Perhaps scariest of all, however, is Capcom’s insistence on infusing the classic series with some form of multiplayer. It’s a baffling route to want to go down, seeing as horror games are almost always at their best when played alone. That said, Capcom has had some minor wins with Resident Evil multiplayer in the past. And I can only assume its dedication to making something like Resident Evil: Resistance or RE:Verse work is because there’s more to do with this concept of social scares.
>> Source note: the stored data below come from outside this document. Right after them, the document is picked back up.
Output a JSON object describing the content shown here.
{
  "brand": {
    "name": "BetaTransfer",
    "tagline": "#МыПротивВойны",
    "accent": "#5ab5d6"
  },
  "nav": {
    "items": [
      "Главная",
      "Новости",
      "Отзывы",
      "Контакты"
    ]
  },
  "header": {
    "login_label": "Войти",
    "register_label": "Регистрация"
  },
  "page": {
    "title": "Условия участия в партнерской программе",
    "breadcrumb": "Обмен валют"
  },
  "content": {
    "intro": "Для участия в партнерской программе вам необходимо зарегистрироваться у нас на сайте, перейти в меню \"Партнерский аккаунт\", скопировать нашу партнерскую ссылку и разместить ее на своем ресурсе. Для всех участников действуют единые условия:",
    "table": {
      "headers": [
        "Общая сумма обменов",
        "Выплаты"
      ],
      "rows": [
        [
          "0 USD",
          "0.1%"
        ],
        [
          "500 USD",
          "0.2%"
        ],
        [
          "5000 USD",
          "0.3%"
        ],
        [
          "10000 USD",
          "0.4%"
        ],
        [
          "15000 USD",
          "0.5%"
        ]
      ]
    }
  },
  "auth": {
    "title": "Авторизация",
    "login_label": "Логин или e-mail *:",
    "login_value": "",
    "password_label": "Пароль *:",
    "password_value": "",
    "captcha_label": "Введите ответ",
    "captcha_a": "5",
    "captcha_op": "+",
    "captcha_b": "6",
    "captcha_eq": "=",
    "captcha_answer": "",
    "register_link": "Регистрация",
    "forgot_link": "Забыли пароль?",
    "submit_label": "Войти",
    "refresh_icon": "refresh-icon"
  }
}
Resident Evil: Resistance – released in tandem with the Resident Evil 3 remake last year – had a lot of promise. It was built as an asymmetrical survival game in which four civilian characters must foil a mastermind’s plans and traps, and trying to complete a series of challenge rooms while fending off zombies was thrilling. Was it as polished or inventive as, say, Dead By Daylight? No, but as a free add-on it had its perks. Issues arose the more you played, however, and the maps lost their lustre. Capcom proved early on that it wasn’t willing to give it the necessary ongoing support.
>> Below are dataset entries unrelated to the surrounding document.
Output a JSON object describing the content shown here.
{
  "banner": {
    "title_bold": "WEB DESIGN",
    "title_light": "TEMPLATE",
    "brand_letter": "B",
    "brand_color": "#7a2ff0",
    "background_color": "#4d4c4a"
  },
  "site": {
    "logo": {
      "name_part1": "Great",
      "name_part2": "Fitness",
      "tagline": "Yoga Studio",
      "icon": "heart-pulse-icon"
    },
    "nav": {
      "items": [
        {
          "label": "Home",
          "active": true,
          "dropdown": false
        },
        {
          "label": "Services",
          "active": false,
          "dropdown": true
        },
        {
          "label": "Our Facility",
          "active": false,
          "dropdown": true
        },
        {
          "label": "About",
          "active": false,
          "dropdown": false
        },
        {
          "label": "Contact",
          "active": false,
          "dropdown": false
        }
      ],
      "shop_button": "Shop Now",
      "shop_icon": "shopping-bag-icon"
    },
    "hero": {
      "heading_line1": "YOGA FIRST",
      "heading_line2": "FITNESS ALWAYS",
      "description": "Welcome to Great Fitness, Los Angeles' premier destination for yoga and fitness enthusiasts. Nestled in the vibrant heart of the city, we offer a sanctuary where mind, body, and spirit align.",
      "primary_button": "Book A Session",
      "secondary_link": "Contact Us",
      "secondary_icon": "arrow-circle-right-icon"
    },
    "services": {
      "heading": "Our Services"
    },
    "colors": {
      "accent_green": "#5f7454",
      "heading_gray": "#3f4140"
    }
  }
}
Flash forward a year, and we learn that set to launch alongside Resident Evil: Village was another standalone multiplayer component called RE:Verse. Duking it out across a range of familiar locations as iconic heroes like Leon, Chris, and Claire sounds like fun, but it was clear from the beta that this Resident Evil take on PvP was about as bland as the simple deathmatch setup gets. Instead of launching a new multiplayer platform, why didn’t Capcom build upon the foundations it had already laid with Resistance? Sure, the latter wasn’t perfect, yet at least all the playable characters handled differently and encouraged co-ordinated teamwork.
There’s a sense that Capcom never really had much belief in these multiplayer offerings, not least because each was tacked onto a mainline game. If the publisher believed in making online survival horror, why not give Resistance’s existing community more reasons to stay active? This could enable it to grow far beyond the free extra to Resident Evil 3 it originally was, into something that represents great value on its own.
Unfortunately, just like a wall-crawling Licker that won’t stay down, RE:Verse is destined to re-emerge for players who picked up Village. My only hope is that when this happens, there’s a lot more to it than the beta led us to believe. If not, Resistance deserves to live again!
Duking it out as Leon, Chris and Claire sounds like fun.